- The Washington Times - Monday, January 30, 2006

Big powwow

Toss an unresolved political scandal or two into the mix of your convention and watch the press swarm.

Rep. Mike Pence, Indiana Republican and chairman of the Republican Study Committee (RSC), will welcome a record number of congressmen — and reporters — to the annual Conservative Members Retreat in Baltimore today. And don’t think the selection of a new House majority leader isn’t on everybody’s minds, given the recent resignation of embattled Rep. Tom DeLay of Texas.

Inside the Beltway has learned from Mr. Pence’s spokesman, Matt Lloyd, that no less than 60 RSC members — more than half of its body — will be in Baltimore today and tomorrow, the “biggest attendance ever,” while “twice as many media” have signed up for credentials compared with last year.

In addition, space has been reserved for the “first-ever blogs row” of Internet reporters, which Mr. Lloyd says will provide a “new dynamic” to proceedings in which Republicans will hear from candidates for both majority leader and majority whip.

Perhaps just as important given that the entire House is up for re-election in November, RSC members will be visited tomorrow by Defense Secretary Donald H. Rumsfeld, the “first real big talk our guys will have about the war — very significant,” Mr. Lloyd states.

“Rummy was an RSC member,” adds the spokesman, referring to Mr. Rumsfeld’s years as a congressman from Illinois.

As for the rest of the schedule, participants in the Heritage Foundation-sponsored retreat will hear today from Rep. Joe Pitts of Pennsylvania, chairman of the Values Action Team, and Rep. Jeb Hensarling of Texas, chairman of the RSC Budget and Spending Task Force. And given the ongoing controversy surrounding disgraced lobbyist Jack Abramoff, an afternoon session today centers on “lobbying reform.”

Later this afternoon, there will be presentations from the Republican candidates for majority leader (Reps. Roy Blunt of Missouri, John A. Boehner of Ohio, and John Shadegg of Arizona) and majority whip (Reps. Mike Rogers of Michigan, Zach Wamp of Tennessee, Todd Tiahrt of Kansas, and Eric Cantor of Virginia.)

Before Mr. Rumsfeld’s address tomorrow, RSC members will hear from columnist George Will, former Sen. Phil Gramm of Texas, and former House Speaker Newt Gingrich of Georgia.

Here’s your slices

Eight Washington political insiders, including three Capitol Hill staffers, two lobbyists, one lawyer and one public relations executive — three of them who happen to be seven months’ pregnant — got more than they ordered Friday night at A.V. Ristorante, the venerable Italian restaurant along New York Avenue Northwest where House Speaker J. Dennis Hastert Supreme Court Justice Antonin Scalia and former Attorney General Janet Reno have dined.

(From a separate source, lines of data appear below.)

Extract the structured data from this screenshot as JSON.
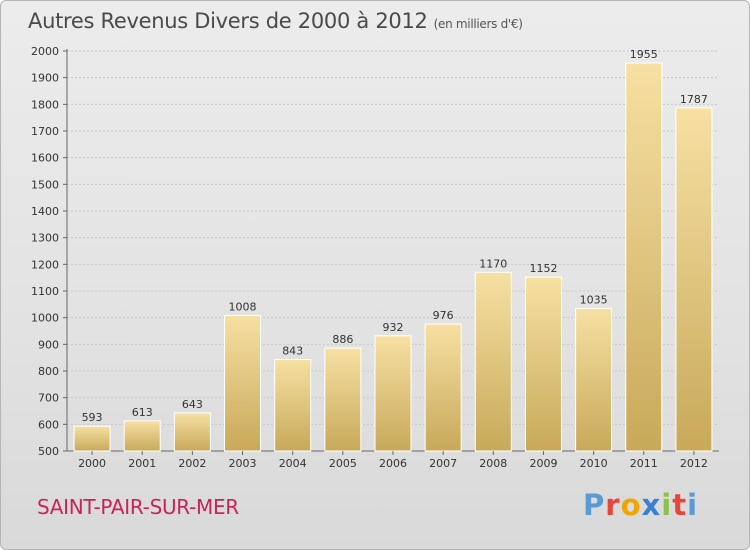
{
  "header": {
    "title": "Autres Revenus Divers de 2000 à 2012",
    "unit": "(en milliers d'€)"
  },
  "footer": {
    "commune": "SAINT-PAIR-SUR-MER",
    "logo_letters": [
      "P",
      "r",
      "o",
      "x",
      "i",
      "t",
      "i"
    ],
    "logo_colors": [
      "#5b9bd5",
      "#e8463a",
      "#f2a500",
      "#3a7fd0",
      "#8bc34a",
      "#e8463a",
      "#5b9bd5"
    ]
  },
  "colors": {
    "bar_light": "#f6e0a2",
    "bar_dark": "#c8a95a",
    "grid": "#c9c9c9",
    "commune": "#c8245a"
  },
  "chart_data": {
    "type": "bar",
    "categories": [
      "2000",
      "2001",
      "2002",
      "2003",
      "2004",
      "2005",
      "2006",
      "2007",
      "2008",
      "2009",
      "2010",
      "2011",
      "2012"
    ],
    "values": [
      593,
      613,
      643,
      1008,
      843,
      886,
      932,
      976,
      1170,
      1152,
      1035,
      1955,
      1787
    ],
    "ylim": [
      500,
      2000
    ],
    "yticks": [
      500,
      600,
      700,
      800,
      900,
      1000,
      1100,
      1200,
      1300,
      1400,
      1500,
      1600,
      1700,
      1800,
      1900,
      2000
    ],
    "grid": true
  }
}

“The whole thing started because seven of us had actually finished our dinners and one had yet to be served,” one of the women tells this column. “After having asked about the status of the pizza a number of times, the owner became agitated.”

So agitated, she says, that when the party refused to pay for the one entree, which finally arrived at the table, “a very loud screaming match ensued.”

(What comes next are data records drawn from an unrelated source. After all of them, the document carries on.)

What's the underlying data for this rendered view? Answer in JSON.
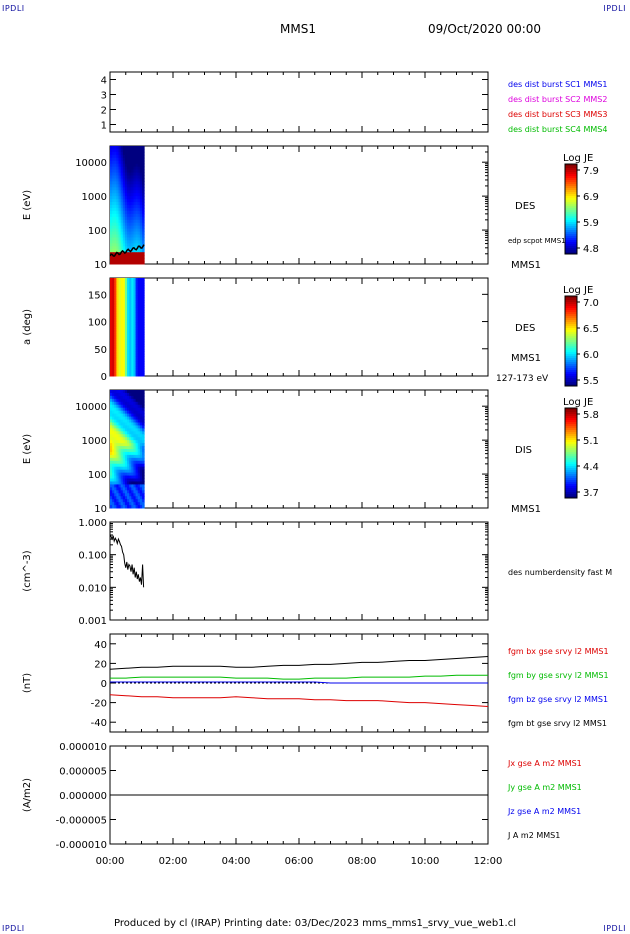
{
  "corner_label": "IPDLI",
  "header": {
    "spacecraft": "MMS1",
    "date": "09/Oct/2020 00:00"
  },
  "footer": "Produced by cl (IRAP)   Printing date: 03/Dec/2023   mms_mms1_srvy_vue_web1.cl",
  "chart_data": [
    {
      "type": "line",
      "panel": "spacecraft coverage",
      "yticks": [
        "1",
        "2",
        "3",
        "4"
      ],
      "ylim": [
        0.5,
        4.5
      ],
      "legend": [
        {
          "name": "des dist burst SC1 MMS1",
          "color": "#0000ee"
        },
        {
          "name": "des dist burst SC2 MMS2",
          "color": "#dd00dd"
        },
        {
          "name": "des dist burst SC3 MMS3",
          "color": "#dd0000"
        },
        {
          "name": "des dist burst SC4 MMS4",
          "color": "#00bb00"
        }
      ]
    },
    {
      "type": "heatmap",
      "panel": "DES energy spectrogram",
      "ylabel": "E (eV)",
      "yticks": [
        "10",
        "100",
        "1000",
        "10000"
      ],
      "ylog": true,
      "ylim": [
        10,
        30000
      ],
      "x_range": [
        "00:00",
        "01:05"
      ],
      "label": "DES",
      "overlay": "edp scpot MMS1",
      "spacecraft": "MMS1",
      "colorbar": {
        "title": "Log JE",
        "ticks": [
          "7.9",
          "6.9",
          "5.9",
          "4.8"
        ]
      }
    },
    {
      "type": "heatmap",
      "panel": "DES pitch angle",
      "ylabel": "a (deg)",
      "yticks": [
        "0",
        "50",
        "100",
        "150"
      ],
      "ylim": [
        0,
        180
      ],
      "x_range": [
        "00:00",
        "01:05"
      ],
      "label": "DES",
      "spacecraft": "MMS1",
      "energy_band": "127-173 eV",
      "colorbar": {
        "title": "Log JE",
        "ticks": [
          "7.0",
          "6.5",
          "6.0",
          "5.5"
        ]
      }
    },
    {
      "type": "heatmap",
      "panel": "DIS energy spectrogram",
      "ylabel": "E (eV)",
      "yticks": [
        "10",
        "100",
        "1000",
        "10000"
      ],
      "ylog": true,
      "ylim": [
        10,
        30000
      ],
      "x_range": [
        "00:00",
        "01:05"
      ],
      "label": "DIS",
      "spacecraft": "MMS1",
      "colorbar": {
        "title": "Log JE",
        "ticks": [
          "5.8",
          "5.1",
          "4.4",
          "3.7"
        ]
      }
    },
    {
      "type": "line",
      "panel": "density",
      "ylabel": "(cm^-3)",
      "yticks": [
        "0.001",
        "0.010",
        "0.100",
        "1.000"
      ],
      "ylog": true,
      "ylim": [
        0.001,
        1.0
      ],
      "series": [
        {
          "name": "des numberdensity fast M",
          "color": "#000000",
          "x_min": [
            0,
            2,
            4,
            6,
            8,
            10,
            12,
            14,
            16,
            18,
            20,
            22,
            24,
            26,
            28,
            30,
            32,
            34,
            36,
            38,
            40,
            42,
            44,
            46,
            48,
            50,
            52,
            54,
            56,
            58,
            60,
            62,
            64
          ],
          "values": [
            0.42,
            0.36,
            0.3,
            0.38,
            0.26,
            0.32,
            0.28,
            0.22,
            0.3,
            0.25,
            0.2,
            0.18,
            0.12,
            0.1,
            0.055,
            0.04,
            0.06,
            0.035,
            0.05,
            0.045,
            0.03,
            0.05,
            0.025,
            0.04,
            0.02,
            0.03,
            0.018,
            0.025,
            0.015,
            0.02,
            0.012,
            0.05,
            0.01
          ]
        }
      ]
    },
    {
      "type": "line",
      "panel": "magnetic field",
      "ylabel": "(nT)",
      "yticks": [
        "-40",
        "-20",
        "0",
        "20",
        "40"
      ],
      "ylim": [
        -50,
        50
      ],
      "x_hours": [
        0,
        0.5,
        1,
        1.5,
        2,
        2.5,
        3,
        3.5,
        4,
        4.5,
        5,
        5.5,
        6,
        6.5,
        7,
        7.5,
        8,
        8.5,
        9,
        9.5,
        10,
        10.5,
        11,
        11.5,
        12
      ],
      "series": [
        {
          "name": "fgm bx gse srvy l2 MMS1",
          "color": "#dd0000",
          "values": [
            -12,
            -13,
            -14,
            -14,
            -15,
            -15,
            -15,
            -15,
            -14,
            -15,
            -16,
            -16,
            -16,
            -17,
            -17,
            -18,
            -18,
            -18,
            -19,
            -20,
            -20,
            -21,
            -22,
            -23,
            -24
          ]
        },
        {
          "name": "fgm by gse srvy l2 MMS1",
          "color": "#00bb00",
          "values": [
            5,
            5,
            6,
            6,
            6,
            6,
            6,
            6,
            5,
            5,
            5,
            4,
            4,
            5,
            5,
            5,
            6,
            6,
            6,
            6,
            7,
            7,
            8,
            8,
            8
          ]
        },
        {
          "name": "fgm bz gse srvy l2 MMS1",
          "color": "#0000ee",
          "values": [
            1,
            1,
            1,
            1,
            1,
            1,
            1,
            1,
            1,
            1,
            1,
            1,
            1,
            1,
            0,
            0,
            0,
            0,
            0,
            0,
            0,
            0,
            0,
            0,
            0
          ]
        },
        {
          "name": "fgm bt gse srvy l2 MMS1",
          "color": "#000000",
          "values": [
            14,
            15,
            16,
            16,
            17,
            17,
            17,
            17,
            16,
            16,
            17,
            18,
            18,
            19,
            19,
            20,
            21,
            21,
            22,
            23,
            23,
            24,
            25,
            26,
            27
          ]
        }
      ]
    },
    {
      "type": "line",
      "panel": "current density",
      "ylabel": "(A/m2)",
      "yticks": [
        "-0.000010",
        "-0.000005",
        "0.000000",
        "0.000005",
        "0.000010"
      ],
      "ylim": [
        -1e-05,
        1e-05
      ],
      "legend": [
        {
          "name": "Jx gse A m2 MMS1",
          "color": "#dd0000"
        },
        {
          "name": "Jy gse A m2 MMS1",
          "color": "#00bb00"
        },
        {
          "name": "Jz gse A m2 MMS1",
          "color": "#0000ee"
        },
        {
          "name": "J A m2 MMS1",
          "color": "#000000"
        }
      ]
    }
  ],
  "time_axis": {
    "ticks": [
      "00:00",
      "02:00",
      "04:00",
      "06:00",
      "08:00",
      "10:00",
      "12:00"
    ]
  }
}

“Someone in our party said that he shouldn’t treat his customers that way,” she says of the man who identified himself as the owner. “The seemingly unstable man then pulled a kitchen knife on one of the dinner guests.”

Metropolitan Police responded, but not before the trio of pregnant women fled the restaurant “in a state of panic,” she says. Reached yesterday, police spokesman Sgt. Joe Gentile was not aware of any charges filed, although responding cops said their incident report would be referred to a detective. Nobody at AV Ristorante could be reached for comment yesterday.

Say it with a thong

When it comes to seeking the presidency, a politician can be judged by his underwear.

No, we’re not talking about whether one like Bill Clinton wears boxers or briefs. Instead, you can judge whether a politician is well on the road to the White House when he has underwear named after him.

Take Sen. George Allen of Virginia, who has his eyes on the Oval Office in 2008. A California-based company, with no ties to the Republican, is peddling the “George Allen for President Classic Thong” and “George Allen for President Boxer Shorts.”

We’ll be the first to warn you when the “Hillary Clinton for President Thong” crops up.